Isabelle Bauthian : Le projet est né suite aux rencontres avec les lecteurs d’Effleurés, mon premier livre avec Sylvain Limousi. Il y avait ce personnage secondaire, Marc, le "con de service", qui intriguait quelques personnes. On me disait : "Pourquoi ils restent avec lui s’il est si con ? C’est leur pote et ils n’arrêtent pas de l’insulter" ou alors : "Il n’est pas si bête que ça, ce type". J’ai vraiment adoré ces réactions, car c’était le but de ce personnage de susciter de tels sentiments. Et, du coup, j’ai voulu le développer. Marc, c’est le gars bien dans ses baskets et son époque, mais totalement lourd, égoïste, inconsidéré, sans compassion… Il possède par contre une réelle finesse quand il s’agit de cerner les failles des gens qui l’entourent. Je voulais le voir se remettre lui-même en question. Mais c’était un roc. Pour l’ébranler, il fallait un électrochoc. D’où le choix de cette grande frayeur : son amie lui apprend que l’homme avec qui elle l’avait trompé auparavant a déclaré un Sida. Comment ce garçon si sûr de lui et que rien ne surprend va-t-il réagir à une telle nouvelle ? Le principe de l’album était né, il n’y avait plus qu’à développer les réactions du héros.

Sceneario.com : C’est la deuxième fois que vous travaillez avec le dessinateur Sylvain Limousi pour une histoire qui reste dans la même tonalité, vous pouvez nous en dire un peu plus sur votre collaboration ?

Isabelle Bauthian : On s’est rencontrés sur le Net… et on travaille à 100% par mail. C’est ce que je fais la plupart du temps avec les dessinateurs avec qui je collabore, mais avec Sylvain ça relève de l’obligation : il habite en Chine. La particularité de mon travail avec lui, c’est que je ne fais pas de découpage à la case (ou alors très suggéré, dans la manière de présenter mes dialogues, dans le rythme de mes descriptions). Il me propose ensuite un storyboard qu’on retravaille ensemble. Mais, comme c’est notre deuxième album, ça se fait maintenant très vite : je m’inspire de son dessin, je sais quoi dire pour l’inspirer lui, et il sait ce qui correspondra à mon écriture en termes de mise en scène. C’est une réelle co-inspiration, je pense, et c’est agréable.
 

Sceneario.com : Pour revenir sur l’histoire de votre album, dans Le prétexte Marc (le héros) tient des propos assez durs, vous partagez sa vision des choses où bien ce n’est que l’un de vos personnages ?

Isabelle Bauthian : C’est vraiment la vision de Marc.
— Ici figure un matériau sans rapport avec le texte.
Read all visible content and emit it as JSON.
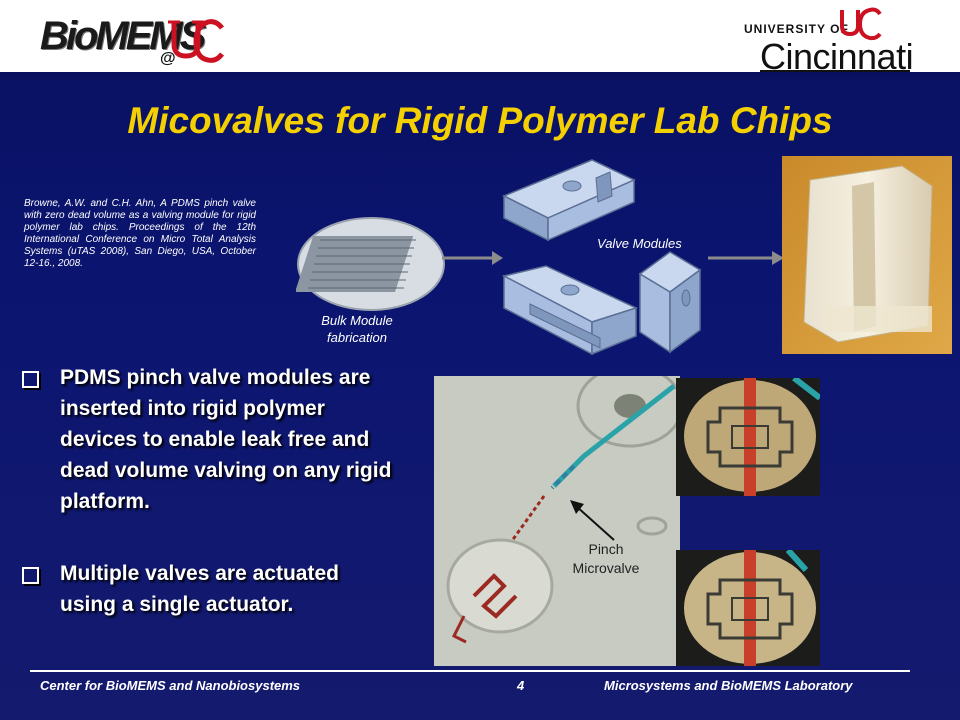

Ça a d’ailleurs été une contrainte, pour moi, en cours d’écriture, car il fallait que ce soient toujours ses mots, pas les miens. Des fois, c’était presque frustrant de ne pas pouvoir exprimer mon point de vue sur certains sujets, mais c’est une fiction, pas un essai. Ceci dit, je le rejoins sur certaines observations : quand, notamment, il dit qu’il n’est jamais dépaysé, quel que soit l’endroit où il se trouve, parce que les gens sont partout les mêmes. Je suis toujours très surprise quand j’entends des personnes, face à une autre culture, s’extasier sur les différences, alors que moi, la première chose qui me saute aux yeux, ce sont des constantes criantes quel que soit le groupe humain. Je trouve que c’est une espèce de fascination pour l’exotisme qui empêche de voir des ressemblances évidentes et crée de nombreux malentendus. Je partage d’ailleurs sa remarque quand il dit "les vraies raisons de nos conflits ne résident pas dans ce qui nous éloigne mais dans ce qui nous rapproche". Mais la différence, c’est que moi je vais en tirer des conclusions humanistes… alors que lui va juste dire "tous les mêmes, tous des beaufs, tous des cons". Aussi, quand je décèle des névroses chez quelqu’un (ou chez moi !), je suis curieuse de savoir d’où elles viennent et comment il serait possible de les combattre. Marc, lui, ne verra qu’une occasion de mettre à la personne le nez dans ses contradictions, et pourquoi pas en public. C’est quelqu’un de très dur, mais aussi d’extrêmement lucide, c’est pour ça que ses réflexions me semblent intéressantes, même quand je ne les partage pas. Il fait réagir ceux qui y sont disposés, c’est un rôle potentiellement très positif, même si le personnage lui-même ne l’est pas.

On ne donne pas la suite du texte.